Dr Haber’s world becomes more colorful throughout the film, as evidenced by his clothing color choices. Both he and Ms. Heather LaLache are juxtaposed as adversaries and typify the balance between good and evil. The use of the phrases “good old days” and “hot to trot” bring some reflective humor to the movie and show the passage of time we all face in our own personal lives. The mention of the importance of staying “in the now” cannot be overemphasized as a means to enjoy life in the moment and not lurk in the past or worry over future moments that many not occur. These existential questions are often brought to the forefront in such a way throughout the movie without the audience being confused or preached to, which is always the hallmark of good cinema.

One of the key features of this movie is fear of change. George does not want to sleep and have a dream that will “change his world”. This fear of change is a rampant issue in society all of the time. If we take it one step further, we could say we also fear that “our dreams” will change our lives and it may not be for the better. Other people can try to manipulate our dreams and this also can affect the future in our own lives. This existential metaphor clearly is delivered in this movie. Even at the end when Haber decides he wants to take control of his patients mind, or his dreaming mind anyway, he loses all sense of his own memories and becomes a pathetic patient himself, living the delusion of being a doctor. His “doctor” is his own secretary and George becomes an “orderly” who tries to being some semblance of “order” to Haber’s life in a world of chaos and confusion.

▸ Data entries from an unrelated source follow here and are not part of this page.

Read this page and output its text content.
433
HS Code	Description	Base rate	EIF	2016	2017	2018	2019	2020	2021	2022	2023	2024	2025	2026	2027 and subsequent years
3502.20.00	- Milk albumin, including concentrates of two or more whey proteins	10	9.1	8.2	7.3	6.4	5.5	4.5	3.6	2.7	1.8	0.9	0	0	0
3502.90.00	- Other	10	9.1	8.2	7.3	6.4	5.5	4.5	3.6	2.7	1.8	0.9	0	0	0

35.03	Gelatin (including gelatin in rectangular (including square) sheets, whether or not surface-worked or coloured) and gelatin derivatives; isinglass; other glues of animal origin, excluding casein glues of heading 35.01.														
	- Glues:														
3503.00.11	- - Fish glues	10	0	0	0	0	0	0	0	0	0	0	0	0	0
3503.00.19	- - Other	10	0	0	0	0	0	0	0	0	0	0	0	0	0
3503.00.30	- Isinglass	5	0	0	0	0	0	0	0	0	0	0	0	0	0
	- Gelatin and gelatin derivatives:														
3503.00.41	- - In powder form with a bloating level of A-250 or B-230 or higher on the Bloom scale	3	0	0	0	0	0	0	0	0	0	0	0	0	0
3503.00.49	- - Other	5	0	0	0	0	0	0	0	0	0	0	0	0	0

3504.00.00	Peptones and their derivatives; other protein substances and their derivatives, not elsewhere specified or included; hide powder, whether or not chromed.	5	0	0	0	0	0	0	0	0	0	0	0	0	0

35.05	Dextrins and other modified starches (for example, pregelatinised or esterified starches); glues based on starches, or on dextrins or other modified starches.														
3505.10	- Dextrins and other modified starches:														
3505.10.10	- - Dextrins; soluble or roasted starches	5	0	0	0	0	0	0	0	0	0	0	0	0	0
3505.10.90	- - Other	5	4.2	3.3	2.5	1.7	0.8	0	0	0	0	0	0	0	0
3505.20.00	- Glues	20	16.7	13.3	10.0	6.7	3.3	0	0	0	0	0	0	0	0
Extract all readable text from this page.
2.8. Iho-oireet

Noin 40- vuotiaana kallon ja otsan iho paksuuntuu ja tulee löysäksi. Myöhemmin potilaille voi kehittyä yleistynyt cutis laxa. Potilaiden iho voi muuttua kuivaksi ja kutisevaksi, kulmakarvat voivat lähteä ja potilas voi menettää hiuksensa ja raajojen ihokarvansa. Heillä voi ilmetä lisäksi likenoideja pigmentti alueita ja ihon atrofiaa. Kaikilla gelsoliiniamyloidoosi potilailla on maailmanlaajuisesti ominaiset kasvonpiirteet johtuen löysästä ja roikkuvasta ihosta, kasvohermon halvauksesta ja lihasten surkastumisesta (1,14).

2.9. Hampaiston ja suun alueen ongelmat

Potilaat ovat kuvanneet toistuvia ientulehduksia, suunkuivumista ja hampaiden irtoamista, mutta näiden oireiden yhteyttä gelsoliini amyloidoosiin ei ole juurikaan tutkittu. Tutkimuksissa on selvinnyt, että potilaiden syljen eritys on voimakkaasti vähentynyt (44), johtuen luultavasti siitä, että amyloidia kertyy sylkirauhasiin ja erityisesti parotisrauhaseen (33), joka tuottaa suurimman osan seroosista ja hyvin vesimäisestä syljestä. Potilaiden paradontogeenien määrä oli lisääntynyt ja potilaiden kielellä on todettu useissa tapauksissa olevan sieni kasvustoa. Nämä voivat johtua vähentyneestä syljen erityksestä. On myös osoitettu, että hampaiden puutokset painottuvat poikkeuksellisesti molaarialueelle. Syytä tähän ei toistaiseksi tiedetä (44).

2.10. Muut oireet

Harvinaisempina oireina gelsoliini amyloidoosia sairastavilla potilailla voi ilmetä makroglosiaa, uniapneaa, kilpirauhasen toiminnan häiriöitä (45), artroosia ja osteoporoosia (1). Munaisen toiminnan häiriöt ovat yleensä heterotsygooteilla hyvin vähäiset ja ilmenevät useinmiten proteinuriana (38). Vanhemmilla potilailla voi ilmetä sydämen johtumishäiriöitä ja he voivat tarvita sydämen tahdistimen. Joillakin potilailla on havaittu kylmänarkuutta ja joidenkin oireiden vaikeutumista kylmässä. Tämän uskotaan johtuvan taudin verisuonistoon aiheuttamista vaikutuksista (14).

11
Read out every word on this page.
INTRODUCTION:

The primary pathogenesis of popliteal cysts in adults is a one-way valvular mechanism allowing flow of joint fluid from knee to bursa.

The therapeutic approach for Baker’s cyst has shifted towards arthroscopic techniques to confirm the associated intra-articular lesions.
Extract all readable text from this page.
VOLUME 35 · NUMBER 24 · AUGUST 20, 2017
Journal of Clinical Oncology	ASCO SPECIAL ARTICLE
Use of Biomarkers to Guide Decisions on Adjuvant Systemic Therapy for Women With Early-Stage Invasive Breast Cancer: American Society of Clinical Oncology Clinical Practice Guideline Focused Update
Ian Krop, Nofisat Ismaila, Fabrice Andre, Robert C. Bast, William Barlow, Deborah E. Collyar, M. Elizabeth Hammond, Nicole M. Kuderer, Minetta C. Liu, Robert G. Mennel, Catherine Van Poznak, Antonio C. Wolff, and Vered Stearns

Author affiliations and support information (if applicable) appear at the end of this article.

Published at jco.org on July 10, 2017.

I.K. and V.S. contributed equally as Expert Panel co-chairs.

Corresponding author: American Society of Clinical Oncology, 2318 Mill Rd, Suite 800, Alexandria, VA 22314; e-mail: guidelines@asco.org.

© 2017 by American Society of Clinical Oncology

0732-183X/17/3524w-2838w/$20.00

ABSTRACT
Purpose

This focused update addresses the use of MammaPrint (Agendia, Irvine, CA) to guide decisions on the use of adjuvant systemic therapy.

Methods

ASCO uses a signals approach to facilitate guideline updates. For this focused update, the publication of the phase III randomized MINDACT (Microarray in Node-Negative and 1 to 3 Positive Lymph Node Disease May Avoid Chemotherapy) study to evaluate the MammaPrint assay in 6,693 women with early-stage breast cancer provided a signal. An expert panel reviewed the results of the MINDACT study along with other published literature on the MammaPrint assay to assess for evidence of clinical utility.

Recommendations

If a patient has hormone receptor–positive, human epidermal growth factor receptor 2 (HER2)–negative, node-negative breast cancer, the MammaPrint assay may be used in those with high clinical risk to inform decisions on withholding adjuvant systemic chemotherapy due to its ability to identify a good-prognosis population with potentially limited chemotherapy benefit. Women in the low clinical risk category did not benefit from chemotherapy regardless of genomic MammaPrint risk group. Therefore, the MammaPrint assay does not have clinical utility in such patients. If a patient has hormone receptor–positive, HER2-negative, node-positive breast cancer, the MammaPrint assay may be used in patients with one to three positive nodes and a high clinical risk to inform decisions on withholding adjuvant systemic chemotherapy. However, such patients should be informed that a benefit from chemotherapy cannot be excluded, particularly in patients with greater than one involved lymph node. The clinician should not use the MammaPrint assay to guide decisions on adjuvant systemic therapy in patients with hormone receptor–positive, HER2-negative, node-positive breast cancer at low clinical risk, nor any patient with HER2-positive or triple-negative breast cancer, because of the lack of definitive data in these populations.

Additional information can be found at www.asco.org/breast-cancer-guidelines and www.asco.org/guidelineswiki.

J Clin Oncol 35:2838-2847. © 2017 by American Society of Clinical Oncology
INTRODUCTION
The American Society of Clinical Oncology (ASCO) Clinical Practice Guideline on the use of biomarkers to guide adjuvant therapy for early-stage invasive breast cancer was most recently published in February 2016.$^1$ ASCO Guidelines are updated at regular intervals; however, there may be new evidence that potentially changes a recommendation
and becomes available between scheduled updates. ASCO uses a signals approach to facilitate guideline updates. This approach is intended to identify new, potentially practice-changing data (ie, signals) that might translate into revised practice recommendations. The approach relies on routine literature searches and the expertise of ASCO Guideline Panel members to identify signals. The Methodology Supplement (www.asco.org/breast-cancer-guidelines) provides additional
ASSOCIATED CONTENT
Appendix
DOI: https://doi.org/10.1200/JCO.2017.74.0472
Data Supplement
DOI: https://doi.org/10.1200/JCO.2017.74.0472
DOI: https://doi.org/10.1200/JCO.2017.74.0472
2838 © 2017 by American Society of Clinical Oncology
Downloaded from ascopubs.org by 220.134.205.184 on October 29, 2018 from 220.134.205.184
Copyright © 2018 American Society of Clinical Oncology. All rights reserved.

One of the most stirring images we are shown in this movie are the nebula like jellyfish pulsating in the universe of the mind. The dark and still waters of the ocean are our subconscious mind which is also the keeper of secrets and the hidden nature of man, sometimes corrupted by the attempt at controlling others. The universe, vast and pulsating reflects our higher nature, the one in touch with the oneness of all things and the keeper of our higher wisdom. Taken together, these images remind us of the fleeting qualities of life and the strong inclination to try to make sense of a world that is riddled with chaos and instability. Because it is set in the future, we do not have to be forced to realize it confronts our reality in the present moment as well, but offers us a glimpse into another world, one in which we fear change will take things from us, exists and is not as scary as we might believe it to be.